Album Review: Boris – Heavy Rocks (2022)

[Relapse; 2022]

If Boris have proven anything during their 30 year existence, it’s that the fairly humble rock’n’roll project knows no constraints and allows for a myriad of diversified approaches. Playing with clichés and stereotypes as much as experimenting with studio space and texture, the trio have furnished a catalogue of seemingly inexhaustible euphoria and variety of style.

Coming off this year’s shoegaze and ambient-heavy highlight W, the band have decided to return to a heavier sound with the third entry into their discography simply titled as Heavy Rocks. Somewhat functioning as ‘self titled’ releases, the first two albums – let’s bill them Orange and Violet after their record covers – encapsulated the band’s contemporary interest in an almost snapshot like fashion; the 2002 original drifting through a set of fuzzed out stoner rock and the 2011 album exploring shoegaze and alt rock atmospherics.

The albums are somewhat underrated in the band’s discography – likely because the orange one still awaits a reissue and streaming release and due to the fact that violet one was a reworking of material from a scrapped album, which Boris revisited on another two albums, which leaned towards shoegaze and synth pop, dismissing the band’s familiar sound.

Judging from the crust punk of NO and the quiet artistry of W, it was hard to predict where this third entry would position itself, but the leopard-print-tease of the cover should have been easy to decipher: the third Heavy Rocks is a bow to 70s rock, embracing the cavernous proto-punk of The Stooges (“Blah Blah Blah”) just like the space rock of Motörhead (“Question 1”). In the process, the band have also fashioned one of their cleanest sounding albums since Smile, leading to a somewhat strange entry in their discography: both well groomed and rebelliously loud.

This doesn’t always work – the opening trio of songs (“She is Bruning”, “Cramp” and “My name is blank”) all feel a little too familiar in their overdrive modus of Japanese metal. It’s the type of rock song familiar from animated fight scene in TV shows, lacking the distinct qualities that make Boris such an engaging band.

The mid-section makes up for this, with the two aforementioned tracks providing a lot of nuance and tempo to the approaches. There’s something hypnotic here in those repetitive drums and wild improvisations, allowing Boris to glow in a demonic black light. “Nosferatu” dials down the songwriting even more, using drone, sombre piano notes and a hysterically screaming saxophone to create an atmosphere of loneliness and misery. 
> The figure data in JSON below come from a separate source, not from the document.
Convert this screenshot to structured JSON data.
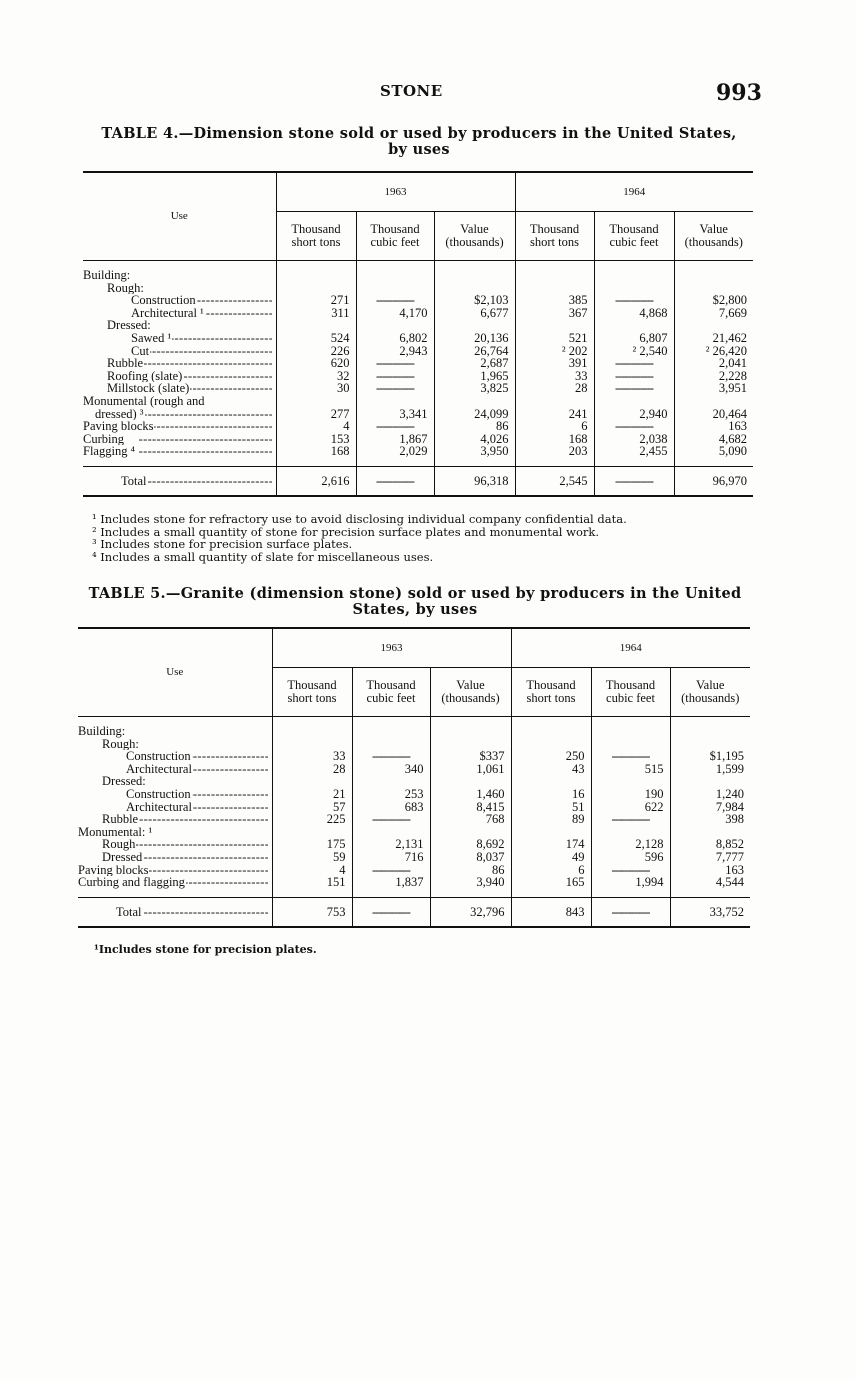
{
  "header": {
    "title": "STONE",
    "page_number": "993"
  },
  "table4": {
    "caption_line1": "TABLE 4.—Dimension stone sold or used by producers in the United States,",
    "caption_line2": "by uses",
    "use_header": "Use",
    "years": [
      "1963",
      "1964"
    ],
    "subheaders": [
      "Thousand short tons",
      "Thousand cubic feet",
      "Value (thousands)",
      "Thousand short tons",
      "Thousand cubic feet",
      "Value (thousands)"
    ],
    "rows": [
      {
        "label": "Building:",
        "indent": 0,
        "cells": []
      },
      {
        "label": "Rough:",
        "indent": 1,
        "cells": []
      },
      {
        "label": "Construction",
        "indent": 2,
        "cells": [
          "271",
          "",
          "$2,103",
          "385",
          "",
          "$2,800"
        ]
      },
      {
        "label": "Architectural ¹",
        "indent": 2,
        "cells": [
          "311",
          "4,170",
          "6,677",
          "367",
          "4,868",
          "7,669"
        ]
      },
      {
        "label": "Dressed:",
        "indent": 1,
        "cells": []
      },
      {
        "label": "Sawed ¹",
        "indent": 2,
        "cells": [
          "524",
          "6,802",
          "20,136",
          "521",
          "6,807",
          "21,462"
        ]
      },
      {
        "label": "Cut",
        "indent": 2,
        "cells": [
          "226",
          "2,943",
          "26,764",
          "² 202",
          "² 2,540",
          "² 26,420"
        ]
      },
      {
        "label": "Rubble",
        "indent": 1,
        "cells": [
          "620",
          "",
          "2,687",
          "391",
          "",
          "2,041"
        ]
      },
      {
        "label": "Roofing (slate)",
        "indent": 1,
        "cells": [
          "32",
          "",
          "1,965",
          "33",
          "",
          "2,228"
        ]
      },
      {
        "label": "Millstock (slate)",
        "indent": 1,
        "cells": [
          "30",
          "",
          "3,825",
          "28",
          "",
          "3,951"
        ]
      },
      {
        "label": "Monumental (rough and",
        "indent": 0,
        "cells": []
      },
      {
        "label": "dressed) ³",
        "indent": 0.5,
        "cells": [
          "277",
          "3,341",
          "24,099",
          "241",
          "2,940",
          "20,464"
        ]
      },
      {
        "label": "Paving blocks",
        "indent": 0,
        "cells": [
          "4",
          "",
          "86",
          "6",
          "",
          "163"
        ]
      },
      {
        "label": "Curbing",
        "indent": 0,
        "cells": [
          "153",
          "1,867",
          "4,026",
          "168",
          "2,038",
          "4,682"
        ]
      },
      {
        "label": "Flagging ⁴",
        "indent": 0,
        "cells": [
          "168",
          "2,029",
          "3,950",
          "203",
          "2,455",
          "5,090"
        ]
      }
    ],
    "total": {
      "label": "Total",
      "cells": [
        "2,616",
        "",
        "96,318",
        "2,545",
        "",
        "96,970"
      ]
    },
    "footnotes": [
      "¹ Includes stone for refractory use to avoid disclosing individual company confidential data.",
      "² Includes a small quantity of stone for precision surface plates and monumental work.",
      "³ Includes stone for precision surface plates.",
      "⁴ Includes a small quantity of slate for miscellaneous uses."
    ]
  },
  "table5": {
    "caption_line1": "TABLE 5.—Granite (dimension stone) sold or used by producers in the United",
    "caption_line2": "States, by uses",
    "use_header": "Use",
    "years": [
      "1963",
      "1964"
    ],
    "subheaders": [
      "Thousand short tons",
      "Thousand cubic feet",
      "Value (thousands)",
      "Thousand short tons",
      "Thousand cubic feet",
      "Value (thousands)"
    ],
    "rows": [
      {
        "label": "Building:",
        "indent": 0,
        "cells": []
      },
      {
        "label": "Rough:",
        "indent": 1,
        "cells": []
      },
      {
        "label": "Construction",
        "indent": 2,
        "cells": [
          "33",
          "",
          "$337",
          "250",
          "",
          "$1,195"
        ]
      },
      {
        "label": "Architectural",
        "indent": 2,
        "cells": [
          "28",
          "340",
          "1,061",
          "43",
          "515",
          "1,599"
        ]
      },
      {
        "label": "Dressed:",
        "indent": 1,
        "cells": []
      },
      {
        "label": "Construction",
        "indent": 2,
        "cells": [
          "21",
          "253",
          "1,460",
          "16",
          "190",
          "1,240"
        ]
      },
      {
        "label": "Architectural",
        "indent": 2,
        "cells": [
          "57",
          "683",
          "8,415",
          "51",
          "622",
          "7,984"
        ]
      },
      {
        "label": "Rubble",
        "indent": 1,
        "cells": [
          "225",
          "",
          "768",
          "89",
          "",
          "398"
        ]
      },
      {
        "label": "Monumental: ¹",
        "indent": 0,
        "cells": []
      },
      {
        "label": "Rough",
        "indent": 1,
        "cells": [
          "175",
          "2,131",
          "8,692",
          "174",
          "2,128",
          "8,852"
        ]
      },
      {
        "label": "Dressed",
        "indent": 1,
        "cells": [
          "59",
          "716",
          "8,037",
          "49",
          "596",
          "7,777"
        ]
      },
      {
        "label": "Paving blocks",
        "indent": 0,
        "cells": [
          "4",
          "",
          "86",
          "6",
          "",
          "163"
        ]
      },
      {
        "label": "Curbing and flagging",
        "indent": 0,
        "cells": [
          "151",
          "1,837",
          "3,940",
          "165",
          "1,994",
          "4,544"
        ]
      }
    ],
    "total": {
      "label": "Total",
      "cells": [
        "753",
        "",
        "32,796",
        "843",
        "",
        "33,752"
      ]
    },
    "footnotes": [
      "¹Includes stone for precision plates."
    ]
  }
}
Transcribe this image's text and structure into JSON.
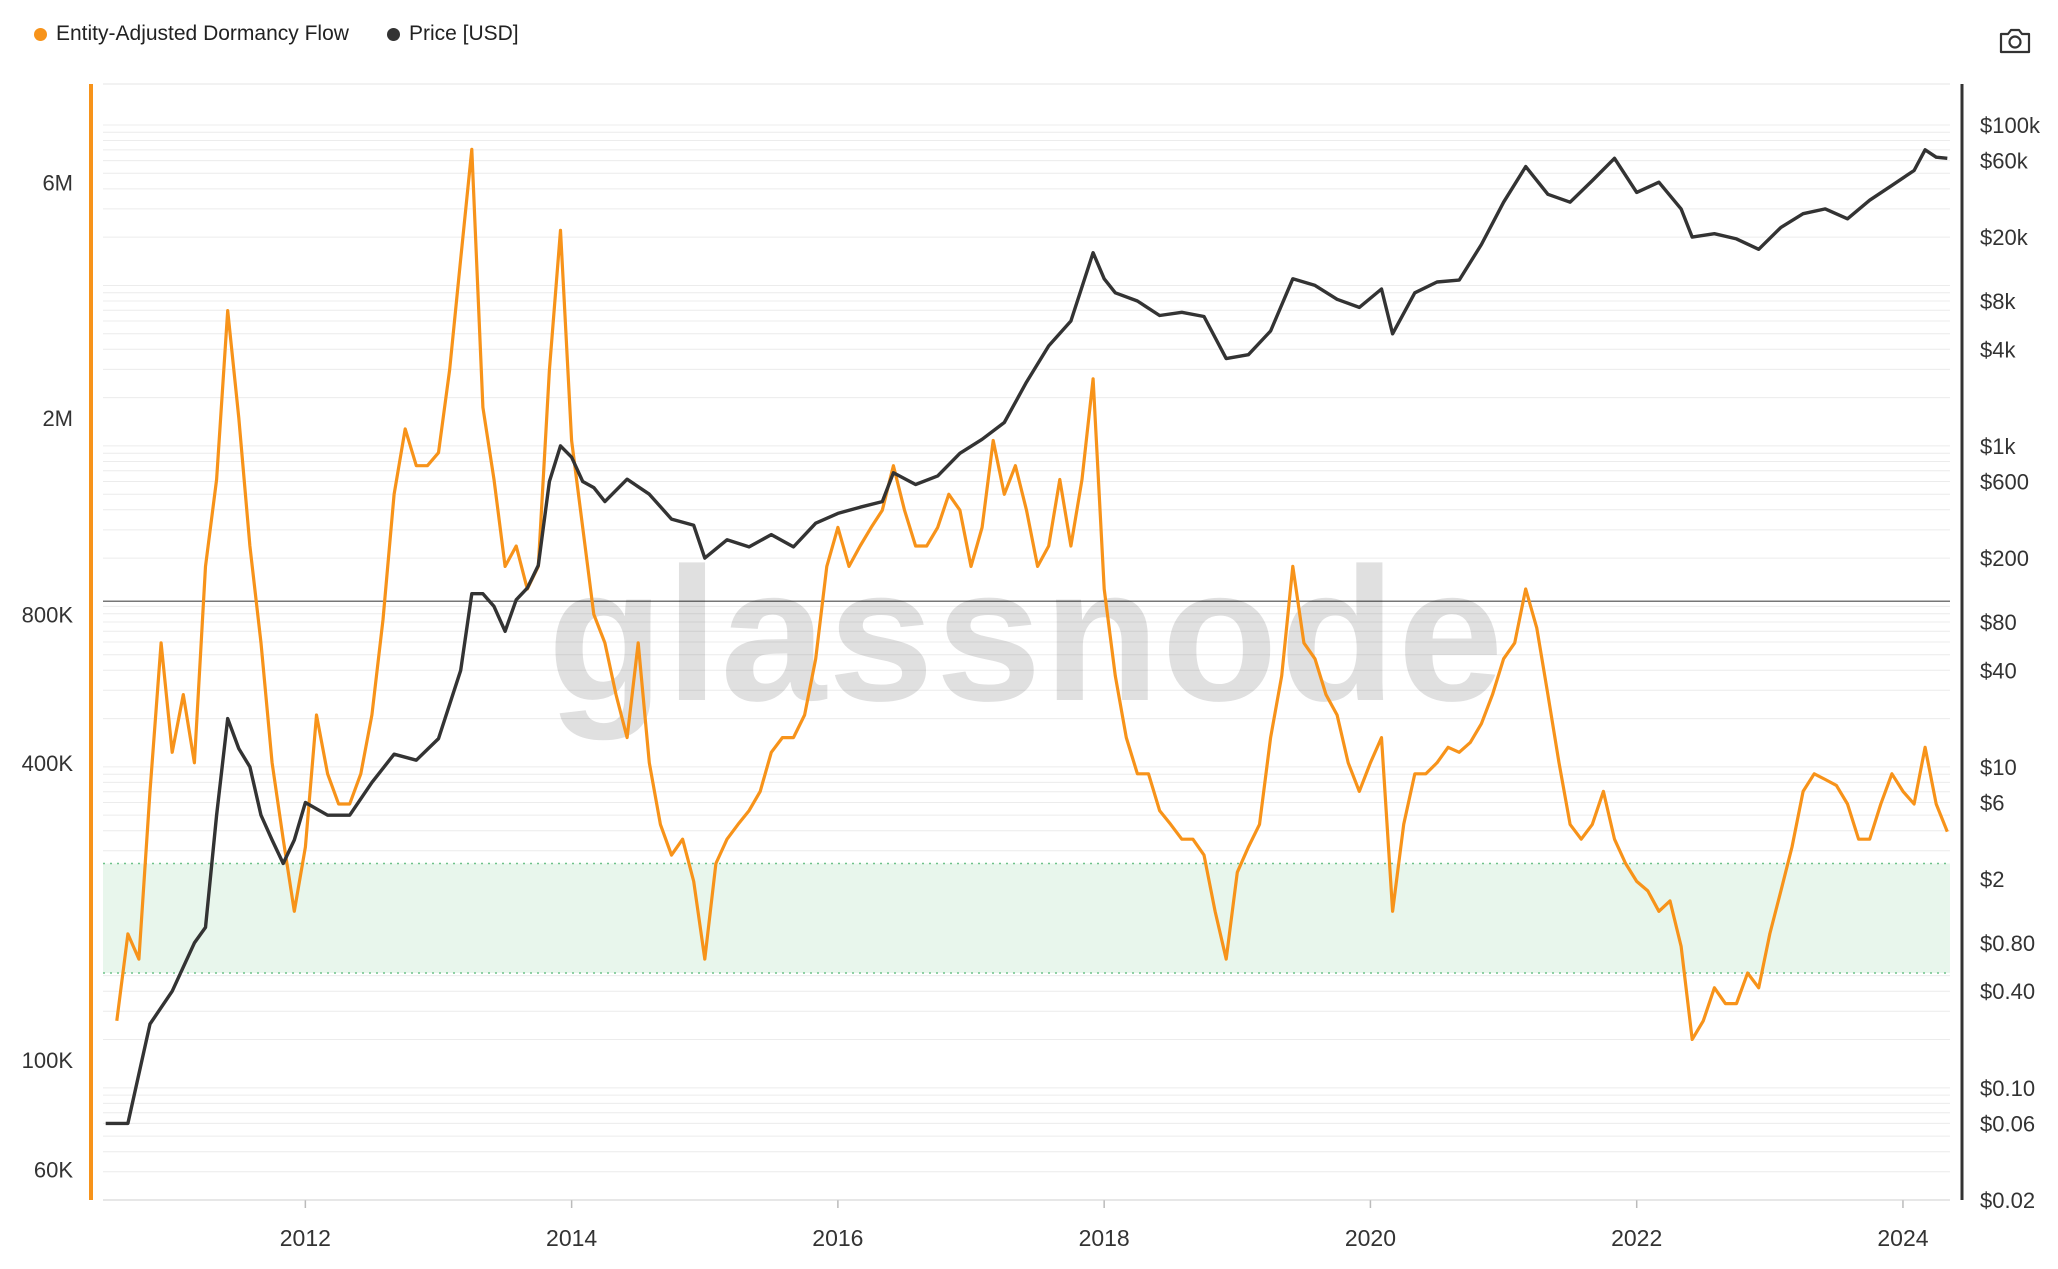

This dark energy climaxes on “Ghostly Imagination”, which introduces processed industrial drum beats. It’s the most brutal track on here and the closest to noise music the band have gotten in a while. “Ruins” returns to the familiar heavy metal tropes, but is a really good and punchy little track, while “Chained” uses a similar approach to delve into an orgasmic thunderstorm of feedback. In a surprise twist, the album ends on “(not) Last Song”, a minimalist ballad of piano, fuzzed out guitar notes and a tortured Takeshi screaming poetry. It’s the closest to the sonic exploration of W on here, and a surprisingly effective closer to one of the band’s most thunderous albums.

Heavy Rocks (2022) is a triumph and a bit of a mixed bag at the same time. The good songs – and that’s the large majority – allow Boris to explore many of their kinks in innovative ways. The drone and feedback storms they’ve become popular with are on full display and Wata’s guitar playing is as good as ever. When they delve into free-form, such as on the album’s mid-section, they manage to contain an energy that borders on the magical alchemy early 70s rock managed to summon. But when aiming for straight metal, the band at times feels caught in an all too familiar ‘modern’ sound that requires an embrace of the genre’s campier, melodic side.

It’s interesting that it was the lack of those stereotypes that made W so controversial within their fanbase – striving for a more artistic approach in the vein of Lovesliescrushing probably proved a little too out there. But then, there’s enough variety on Heavy Rocks (2022) to bring those disparate elements back together. More than anything, the album allows the trio to not only appeal to the variety within their followers, it also shows they’ve still got plenty of ground ahead of them.